研究のタイプ: レビュー/メタ分析

[ワイヤレス技術からの電磁界についての健康リスクコミュニケーションの体系的レビュー] review

A systematic review of health risk communication about EMFs from wireless technologies.

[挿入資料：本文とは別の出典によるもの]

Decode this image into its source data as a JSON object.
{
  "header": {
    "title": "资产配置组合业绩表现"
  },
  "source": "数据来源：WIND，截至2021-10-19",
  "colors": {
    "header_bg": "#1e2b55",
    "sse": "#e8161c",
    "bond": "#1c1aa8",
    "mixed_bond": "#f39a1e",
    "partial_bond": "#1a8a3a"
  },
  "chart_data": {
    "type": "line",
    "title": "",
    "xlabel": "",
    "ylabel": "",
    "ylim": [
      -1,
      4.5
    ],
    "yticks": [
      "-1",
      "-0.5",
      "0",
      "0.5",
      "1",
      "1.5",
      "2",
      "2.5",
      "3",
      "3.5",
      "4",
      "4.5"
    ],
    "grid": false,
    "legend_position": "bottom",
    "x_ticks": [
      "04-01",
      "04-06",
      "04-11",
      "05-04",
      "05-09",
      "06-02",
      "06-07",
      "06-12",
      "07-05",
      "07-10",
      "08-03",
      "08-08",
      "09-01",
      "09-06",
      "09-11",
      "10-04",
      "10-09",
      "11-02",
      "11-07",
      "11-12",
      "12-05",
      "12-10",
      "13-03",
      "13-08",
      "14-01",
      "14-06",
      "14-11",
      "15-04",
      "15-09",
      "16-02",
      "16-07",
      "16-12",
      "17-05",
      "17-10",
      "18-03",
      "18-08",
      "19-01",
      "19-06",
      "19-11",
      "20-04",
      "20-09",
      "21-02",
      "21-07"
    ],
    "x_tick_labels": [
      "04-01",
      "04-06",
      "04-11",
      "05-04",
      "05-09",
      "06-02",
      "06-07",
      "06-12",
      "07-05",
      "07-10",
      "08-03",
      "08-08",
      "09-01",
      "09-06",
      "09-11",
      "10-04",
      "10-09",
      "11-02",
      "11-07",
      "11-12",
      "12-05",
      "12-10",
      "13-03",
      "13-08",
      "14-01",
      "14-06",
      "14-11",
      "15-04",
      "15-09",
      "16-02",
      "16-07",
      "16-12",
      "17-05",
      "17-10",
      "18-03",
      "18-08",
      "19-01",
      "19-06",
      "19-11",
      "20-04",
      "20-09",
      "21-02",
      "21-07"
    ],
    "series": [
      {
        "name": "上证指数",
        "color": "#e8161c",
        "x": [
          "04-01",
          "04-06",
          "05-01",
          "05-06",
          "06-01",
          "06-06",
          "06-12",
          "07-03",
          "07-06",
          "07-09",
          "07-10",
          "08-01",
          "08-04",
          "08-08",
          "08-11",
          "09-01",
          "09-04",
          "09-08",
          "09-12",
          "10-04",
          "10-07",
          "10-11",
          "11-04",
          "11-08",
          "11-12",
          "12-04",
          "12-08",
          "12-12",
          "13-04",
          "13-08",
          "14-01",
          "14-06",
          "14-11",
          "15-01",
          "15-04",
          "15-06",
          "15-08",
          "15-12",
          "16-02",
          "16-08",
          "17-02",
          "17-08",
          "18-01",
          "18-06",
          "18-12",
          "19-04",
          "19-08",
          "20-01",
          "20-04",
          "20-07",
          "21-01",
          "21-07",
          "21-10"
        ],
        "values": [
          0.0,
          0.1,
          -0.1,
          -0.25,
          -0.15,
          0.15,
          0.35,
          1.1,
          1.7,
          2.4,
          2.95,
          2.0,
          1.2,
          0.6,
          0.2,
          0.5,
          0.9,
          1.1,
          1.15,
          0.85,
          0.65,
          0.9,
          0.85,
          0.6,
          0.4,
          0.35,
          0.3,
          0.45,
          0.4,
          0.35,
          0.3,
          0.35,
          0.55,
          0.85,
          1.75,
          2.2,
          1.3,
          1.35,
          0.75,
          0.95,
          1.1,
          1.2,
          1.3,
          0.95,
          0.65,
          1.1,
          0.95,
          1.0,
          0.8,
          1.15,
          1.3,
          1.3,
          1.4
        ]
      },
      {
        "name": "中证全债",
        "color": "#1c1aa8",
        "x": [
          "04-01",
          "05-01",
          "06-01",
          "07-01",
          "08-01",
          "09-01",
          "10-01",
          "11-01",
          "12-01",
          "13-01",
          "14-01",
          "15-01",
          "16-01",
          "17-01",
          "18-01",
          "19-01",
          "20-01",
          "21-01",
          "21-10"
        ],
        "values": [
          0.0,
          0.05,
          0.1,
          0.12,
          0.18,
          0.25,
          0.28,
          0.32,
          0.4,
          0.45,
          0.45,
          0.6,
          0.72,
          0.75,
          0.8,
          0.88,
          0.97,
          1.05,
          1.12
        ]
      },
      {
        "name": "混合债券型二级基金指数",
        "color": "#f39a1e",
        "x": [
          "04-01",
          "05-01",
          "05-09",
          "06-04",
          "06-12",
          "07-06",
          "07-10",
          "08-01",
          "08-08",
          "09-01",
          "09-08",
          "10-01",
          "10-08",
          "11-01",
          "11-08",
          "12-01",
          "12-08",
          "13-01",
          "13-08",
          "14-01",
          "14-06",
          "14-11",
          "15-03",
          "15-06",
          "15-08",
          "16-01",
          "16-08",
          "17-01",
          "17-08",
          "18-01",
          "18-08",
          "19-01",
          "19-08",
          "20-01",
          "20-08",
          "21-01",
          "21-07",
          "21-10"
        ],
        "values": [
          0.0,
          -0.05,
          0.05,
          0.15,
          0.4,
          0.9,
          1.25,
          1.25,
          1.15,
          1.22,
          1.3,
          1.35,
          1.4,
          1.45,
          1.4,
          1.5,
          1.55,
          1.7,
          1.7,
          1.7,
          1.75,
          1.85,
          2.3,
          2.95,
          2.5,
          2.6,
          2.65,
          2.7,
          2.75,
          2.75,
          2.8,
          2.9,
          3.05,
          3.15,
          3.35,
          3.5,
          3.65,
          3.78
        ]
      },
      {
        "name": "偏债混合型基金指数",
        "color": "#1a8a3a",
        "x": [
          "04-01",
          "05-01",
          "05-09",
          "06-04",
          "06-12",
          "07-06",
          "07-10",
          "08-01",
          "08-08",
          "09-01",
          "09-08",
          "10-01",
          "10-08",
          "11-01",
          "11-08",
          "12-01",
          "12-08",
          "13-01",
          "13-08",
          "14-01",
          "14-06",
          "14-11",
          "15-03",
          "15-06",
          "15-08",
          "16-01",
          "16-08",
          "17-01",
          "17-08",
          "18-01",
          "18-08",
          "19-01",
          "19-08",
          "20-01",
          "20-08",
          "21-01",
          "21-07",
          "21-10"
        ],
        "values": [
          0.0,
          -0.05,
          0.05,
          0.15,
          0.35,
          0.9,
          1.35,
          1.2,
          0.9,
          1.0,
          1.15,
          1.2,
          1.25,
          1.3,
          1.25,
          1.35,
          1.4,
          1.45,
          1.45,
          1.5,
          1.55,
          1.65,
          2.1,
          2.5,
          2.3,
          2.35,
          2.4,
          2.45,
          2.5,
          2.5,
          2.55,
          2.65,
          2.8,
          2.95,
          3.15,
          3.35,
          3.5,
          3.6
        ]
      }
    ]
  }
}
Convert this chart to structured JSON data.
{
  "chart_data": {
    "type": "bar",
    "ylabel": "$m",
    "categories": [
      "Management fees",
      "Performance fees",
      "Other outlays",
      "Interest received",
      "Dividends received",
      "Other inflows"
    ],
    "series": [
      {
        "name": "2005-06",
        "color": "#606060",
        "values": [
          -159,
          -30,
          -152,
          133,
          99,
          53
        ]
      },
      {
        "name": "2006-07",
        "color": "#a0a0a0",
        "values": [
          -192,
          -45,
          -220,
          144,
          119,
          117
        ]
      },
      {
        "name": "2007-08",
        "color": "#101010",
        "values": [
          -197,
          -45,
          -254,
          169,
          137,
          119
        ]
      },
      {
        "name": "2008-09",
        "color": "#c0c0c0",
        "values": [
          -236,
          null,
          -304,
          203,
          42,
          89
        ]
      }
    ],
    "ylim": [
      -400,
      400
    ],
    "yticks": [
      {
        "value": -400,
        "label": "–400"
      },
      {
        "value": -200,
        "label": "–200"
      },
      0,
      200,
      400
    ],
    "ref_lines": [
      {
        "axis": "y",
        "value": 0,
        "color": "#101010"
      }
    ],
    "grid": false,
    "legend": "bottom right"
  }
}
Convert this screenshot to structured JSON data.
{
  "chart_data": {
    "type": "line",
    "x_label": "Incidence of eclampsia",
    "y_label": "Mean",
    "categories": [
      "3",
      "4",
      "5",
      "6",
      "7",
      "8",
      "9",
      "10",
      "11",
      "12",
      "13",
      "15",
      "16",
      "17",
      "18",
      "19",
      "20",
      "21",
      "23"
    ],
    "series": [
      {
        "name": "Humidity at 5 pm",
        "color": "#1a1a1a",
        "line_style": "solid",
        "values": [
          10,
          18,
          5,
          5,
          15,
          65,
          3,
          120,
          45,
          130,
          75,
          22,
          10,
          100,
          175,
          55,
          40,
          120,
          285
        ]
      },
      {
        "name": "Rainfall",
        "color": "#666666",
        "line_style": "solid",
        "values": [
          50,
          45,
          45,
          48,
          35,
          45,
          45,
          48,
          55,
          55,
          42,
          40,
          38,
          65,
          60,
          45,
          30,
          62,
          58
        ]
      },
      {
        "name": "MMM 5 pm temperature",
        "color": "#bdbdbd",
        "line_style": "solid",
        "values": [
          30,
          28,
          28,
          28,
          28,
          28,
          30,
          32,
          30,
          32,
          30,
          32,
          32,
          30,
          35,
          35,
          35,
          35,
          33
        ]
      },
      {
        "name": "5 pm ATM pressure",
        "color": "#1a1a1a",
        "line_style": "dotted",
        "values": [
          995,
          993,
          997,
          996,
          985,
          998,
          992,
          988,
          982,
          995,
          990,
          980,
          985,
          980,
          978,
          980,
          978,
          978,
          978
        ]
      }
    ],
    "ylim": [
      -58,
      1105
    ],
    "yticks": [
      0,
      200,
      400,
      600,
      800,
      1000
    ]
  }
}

掲載誌: J Risk Res 2019 [in press]

この論文は、モバイル通信技術の無線周波RF電磁界に関するリスクコミュニケーションについての研究をレビューしている。関連データベース(EBSCO(PsycInfo、学術検索)、Medline、SCOPUS、EMF-Portal)検索を2017年3月に実施した。ヒットした1139報のうち、全文スクリーニング後に28報の論文(27件の研究)が残った。大半の研究は実験研究であった。全ての研究の質を、標準化したクライテリアで評価した。研究を以下の9つのカテゴリーに割付けた:情報のわかりやすさ(4報)、リスクの存在(非存在)についての情報(2報)、不確かさについての情報(3報)、異なる健康影響に焦点を当てた情報(3報)、情報源についての情報(2報)、個人のリスクばく露についての情報(5報)、プレコーショナリ的対策についての情報(14報)、TV報道及びオーディオビジュアル広告の効果(4報)、基地局の立地に関する情報(2報)。それぞれのトピックについて、知見を要約し、可能な場合には、リスクコミュニケーションの実践についての勧告を導出した。トピックス全体を通じて、多くの研究では主な影響だけではなく、[情報の]受け手の特徴との相互作用を分析した。相互作用の分析では、特に事前のリスク認知が、RF電磁界についての情報に対する個人の評価を形作り、認知上の信頼性、不確かさの記述の解釈、議論の認知上の説得力、リスク認知に対するコミュニケーションの効果に対する影響力を有することが示唆された。プレコーションについての情報により、携帯電話及び基地局に関するリスク認知有意な上昇が示された(携帯電話リスク認知に対するHedges´ g =0.16、95%信頼区間(CI)=0.05-0.26、基地局リスク認知に対するHedges´ g =0.17、95%CI=0.10-0.24)、と著者らは結論付けている。また、事前のリスク認知の影響力を扱う上での戦略についても論じている。